Il s’agit encore du langage — mais dont le sens ou déjà son absence est donné dans les quelques arpètes qui restent et qui mettent fin au verbiage. Il n’a de sens que dans la mesure où il précède immédiatement le silence.
Beckett l’a prouvé en introduisant du possible dans l’impossible pour s’emparer de ce qui a échappé à Bataille et qu’il aurait trouvé s’il avait — dit-il dans Le Coupable — “moins souvent retiré les robes des filles.”
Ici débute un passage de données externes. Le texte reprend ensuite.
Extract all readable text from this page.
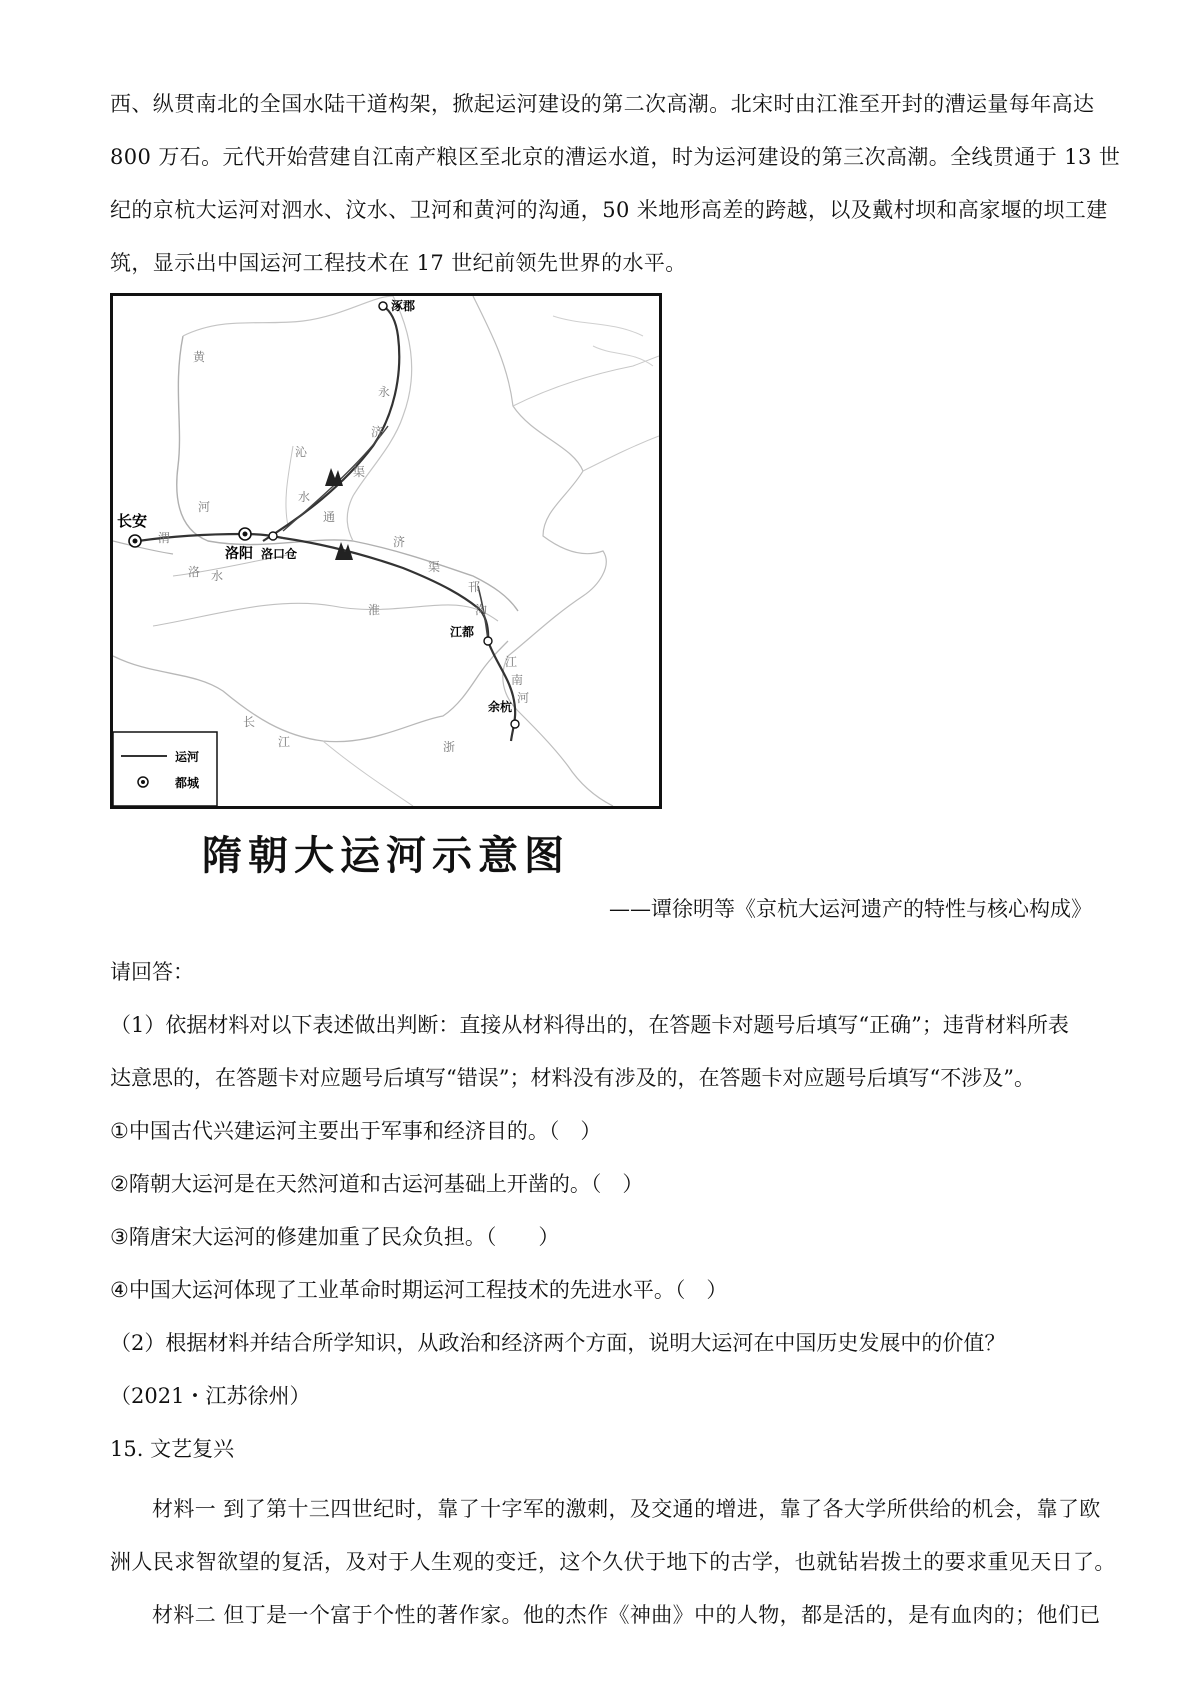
西、纵贯南北的全国水陆干道构架，掀起运河建设的第二次高潮。北宋时由江淮至开封的漕运量每年高达
800 万石。元代开始营建自江南产粮区至北京的漕运水道，时为运河建设的第三次高潮。全线贯通于 13 世
纪的京杭大运河对泗水、汶水、卫河和黄河的沟通，50 米地形高差的跨越，以及戴村坝和高家堰的坝工建
筑，显示出中国运河工程技术在 17 世纪前领先世界的水平。
涿郡
长安
洛阳 洛口仓
江都
余杭
黄
河
沁
水
永
济
渠
通
济
渠
渭
洛 水
淮
邗
沟
长
江
江
南
河
浙
运河
都城
隋朝大运河示意图
——谭徐明等《京杭大运河遗产的特性与核心构成》
请回答：
（1）依据材料对以下表述做出判断：直接从材料得出的，在答题卡对题号后填写“正确”；违背材料所表
达意思的，在答题卡对应题号后填写“错误”；材料没有涉及的，在答题卡对应题号后填写“不涉及”。
①中国古代兴建运河主要出于军事和经济目的。（　）
②隋朝大运河是在天然河道和古运河基础上开凿的。（　）
③隋唐宋大运河的修建加重了民众负担。（　　）
④中国大运河体现了工业革命时期运河工程技术的先进水平。（　）
（2）根据材料并结合所学知识，从政治和经济两个方面，说明大运河在中国历史发展中的价值？
（2021・江苏徐州）
15. 文艺复兴
材料一 到了第十三四世纪时，靠了十字军的激刺，及交通的增进，靠了各大学所供给的机会，靠了欧
洲人民求智欲望的复活，及对于人生观的变迁，这个久伏于地下的古学，也就钻岩拨土的要求重见天日了。
材料二 但丁是一个富于个性的著作家。他的杰作《神曲》中的人物，都是活的，是有血肉的；他们已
Beckett fut donc plus sérieux que lui. Il savait que l’assaut, non seulement des maîtresses, mais des doutes et leur état de siège — et jusqu’au flot goudronneux de corbeaux déversé dans le soir par-dessus les arbres - n’effacent pas l’arrivée des mots. En conséquence, nous n’entendons pas forcément le silence, mais il est bien là, tandis que dans la lagune du discours l’eau salée se mêle à l’eau douce et la terre qui semble à l’arrêt avance à toute allure.
Machin qui — selon les hommes — l’a créé depuis les cieux n’y peut rien et c’est non aux miracles de la science mais aux maîtres de l’effacement de poursuivre l’exercice de Beckett afin de faire surgit le son le plus sourd du tréfonds des pécheurs aussi risibles qu’ennuyeux que nous sommes dans nos rotations.
Comme la terre qui devient boue, les mots se diluant peuvent se rapprocher du silence, pour dire mal — donc mieux. Car au commencement n’était pas le verbe. Néanmoins, le père dit fondateur, sortant de sa guérite, peut lire avec horreur tout ce qui en son nom fut écrit.